Desde a morte dos médicos, temos acompanhado uma aproximação tática entre a Polícia Militar do RJ e a Polícia Federal, assim como os organismos investigativos de cada instância, buscando combater o que Cláudio Castro chamou de “uma verdadeira máfia, uma máfia que tem entrado nas instituições, nos poderes, nos comércios, nos serviços e no sistema financeiro nacional”. Hoje, 16 de outubro, 150 agentes da Força Nacional chegaram no Rio de Janeiro para reforçar a operação. Centenas ainda virão.

Buscando tirar de foco o fato que toda a estrutura política do Rio de Janeiro funciona e convive com as milícias organizadas há anos, o governador do RJ- que tem ligações diretas com as milícias – e o governo federal se uniram numa força tarefa que resulta em gigantes operações policiais nas favelas às custas do medo e das vidas da população negra e favelada em todo o estado.

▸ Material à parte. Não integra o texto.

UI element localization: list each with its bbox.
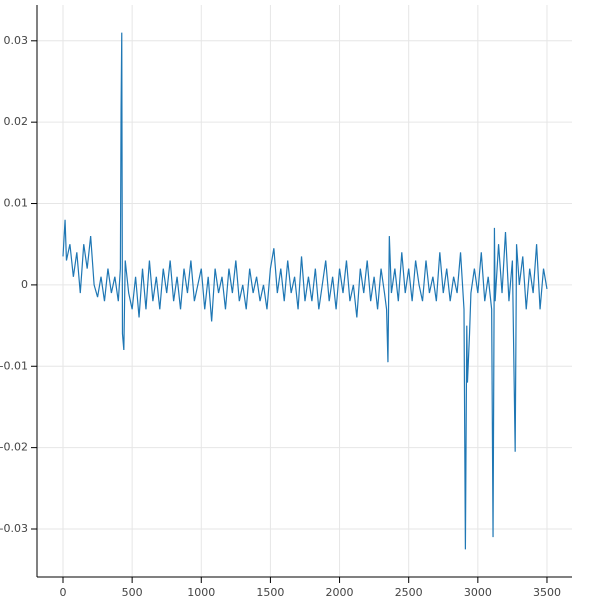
x-tick-label: 500	[122, 586, 143, 599]
y-tick-label: 0.01	[4, 197, 29, 210]
x-tick-label: 2500	[395, 586, 423, 599]
x-tick-label: 1000	[187, 586, 215, 599]
x-tick-label: 2000	[326, 586, 354, 599]
x-tick-label: 3500	[533, 586, 561, 599]
x-tick-label: 3000	[464, 586, 492, 599]
data-line	[62, 32, 548, 550]
y-tick-label: 0.02	[4, 115, 29, 128]
y-tick-label: -0.02	[0, 441, 28, 454]
y-tick-label: -0.01	[0, 359, 28, 372]
y-tick-label: 0.03	[4, 34, 29, 47]
y-tick-label: 0	[21, 278, 28, 291]
x-tick-label: 1500	[256, 586, 284, 599]
x-tick-label: 0	[59, 586, 66, 599]
y-tick-label: -0.03	[0, 522, 28, 535]
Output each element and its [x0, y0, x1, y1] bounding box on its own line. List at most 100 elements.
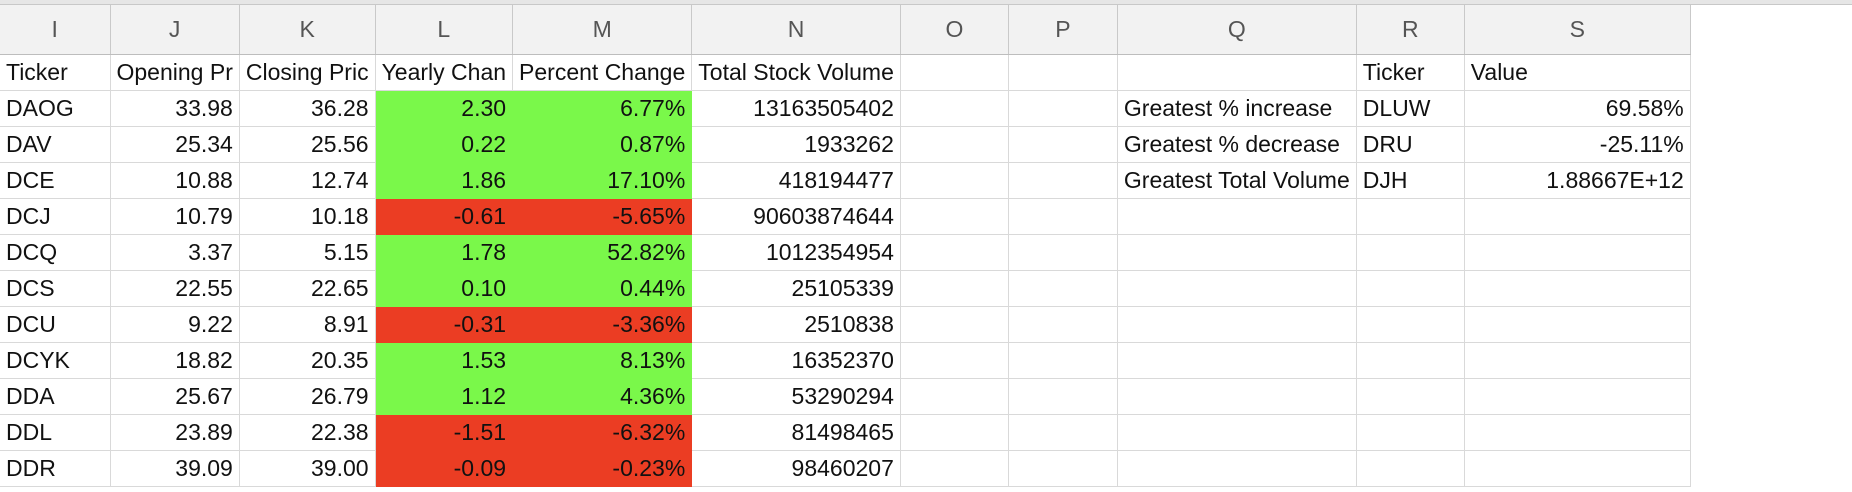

Desde a última semana a maior operação policial do RJ, a Operação Maré, com mais de 1.000 policiais, cercou as favelas do Tijolinho, Timbau, Baixa do Sapateiro, Fogo Cruzado, Salsa e Merengue, Vila do Pinheiro, Vila do João e Conjunto Esperança, além da Cidade de Deus, deixando mais de 20 mil crianças sem aula e impedindo o direito de ir e vir dos moradores.

Moradores estão sendo atingidos a tiros e o medo prevalece. É impossível amanhecer sem que nos perguntemos quem será a próxima vítima inocente. Talvez um parente, um familiar, ou nós mesmos. No regime de segregação social do nosso país, não é exagero a juventude das favelas se perguntar se viverão o próximo dia.

A favela não produz drogas, nem armas, mas é lá que as forças policiais atiram e matam. As maiores apreensões de fuzis e de drogas historicamente são feitas em condomínios de luxo, sem uma bala sequer disparada. Dizemos basta! Basta de extermínio e de morte promovida contra os pobres, pra defender a burguesia em todo o mundo. Da Palestina ao Brasil, são armas israelenses que matam jovens e a grande mídia acoberta esse banho de sangue diariamente.

JUVENTUDE TRABALHADORA, ORGANIZE SUA REVOLTA!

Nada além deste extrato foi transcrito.